Solution: 3 ways to increase efficiency

The supply chain disruptions are an indication of what ails the shipping industry at large and will most likely persist beyond Covid-19. This calls for long-term planning. Maritime consultant Drewry suggests three solutions, which cannot work without the entire supply chain coming together. They are:      

  1. Ensure greater transparency of port capacity and productivity to catch early warning signs
  2. Urge shippers to act on the early warning signs and re-route cargo early. Re-routing means additional expense, so this might call for some form of financial incentive, Drewry suggests   
  3. Encourage carriers to proactively adjust schedules early and refrain from cut-and-run responses 

To make these suggestions action, several tech companies are offering digital solutions to shippers and carriers. These include:

  • Port Intel, an online port congestion report service Launched on March 15, informs its subscribers when their ships are anchored near congested ports and helps them look for alternative routes.
  • Port technology provider Portchain’s berth optimisation software provides data on berthing capacity at ports. This helps carriers plan ahead and share accurate schedule details with ports, which can optimise their berthing and equipment utilisation as a result. Portchain counts several ports in Europe and Asia as well as leading carrier Hapag-Lloyd among its customers.
  • Non-profit Digital Container Shipping Association’s (DCSA) Track & Trace (T&T) standards offer shippers real-time, cross-carrier data on the status of their cargo. The DCSA T&T standards have been adopted by most of the association’s carrier members including MSC, Ocean Network Express (ONE), CMA CGM, Yang Ming and Evergreen.
  • Port of Singapore Authority’s (PSA) cargo solutions, such as “Priority Discharge” for time-sensitive cargo, “Top Stowage” and “Express Delivery” for shipments requiring expedited discharge and delivery, “Flexi-Alerts” email or SMS service for timely updates on vessel arrival and departure, load and discharge times, and so on.        

From the suggestions and solutions mentioned above and from UNCTAD, it is clear that a permanent fix for the current problem lies in increased digitisation of shipping services and improved communication between supply chain partners.
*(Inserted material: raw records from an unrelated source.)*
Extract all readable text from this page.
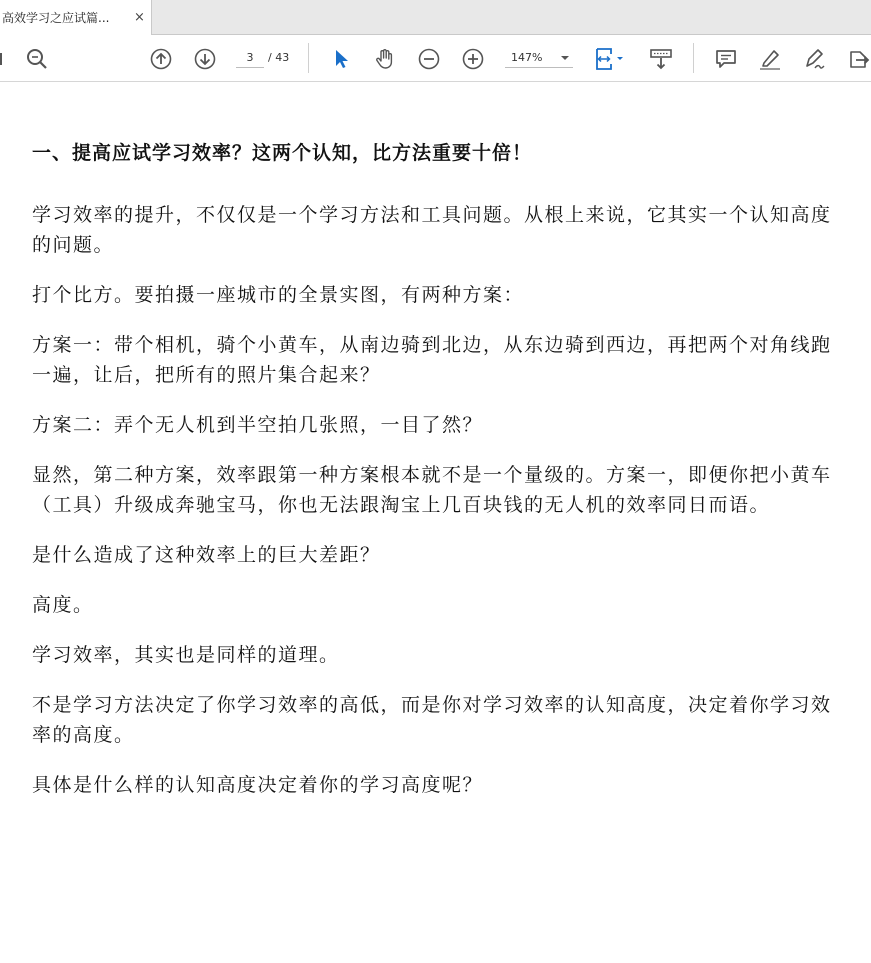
高效学习之应试篇...	×
3	/ 43	147%
一、提高应试学习效率？这两个认知，比方法重要十倍！
学习效率的提升，不仅仅是一个学习方法和工具问题。从根上来说，它其实一个认知高度的问题。
打个比方。要拍摄一座城市的全景实图，有两种方案：
方案一：带个相机，骑个小黄车，从南边骑到北边，从东边骑到西边，再把两个对角线跑一遍，让后，把所有的照片集合起来？
方案二：弄个无人机到半空拍几张照，一目了然？
显然，第二种方案，效率跟第一种方案根本就不是一个量级的。方案一，即便你把小黄车（工具）升级成奔驰宝马，你也无法跟淘宝上几百块钱的无人机的效率同日而语。
是什么造成了这种效率上的巨大差距？
高度。
学习效率，其实也是同样的道理。
不是学习方法决定了你学习效率的高低，而是你对学习效率的认知高度，决定着你学习效率的高度。
具体是什么样的认知高度决定着你的学习高度呢？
When will the situation normalise?

Not until 2022, by most accounts. Port and container shortages are expected to persist through 2021, lessening in degree with the passing months. Freight rates will likely stay high till 2022, according to Drewry’s latest Container Forecaster report. It tallied the collective operational profit for shipping lines in 2020 to be $26.6 billion, the highest it has recorded, and predicted that this record might be eclipsed in 2021. Freight rates might start easing up in 2022 but are expected to stay elevated till 2023, the report added.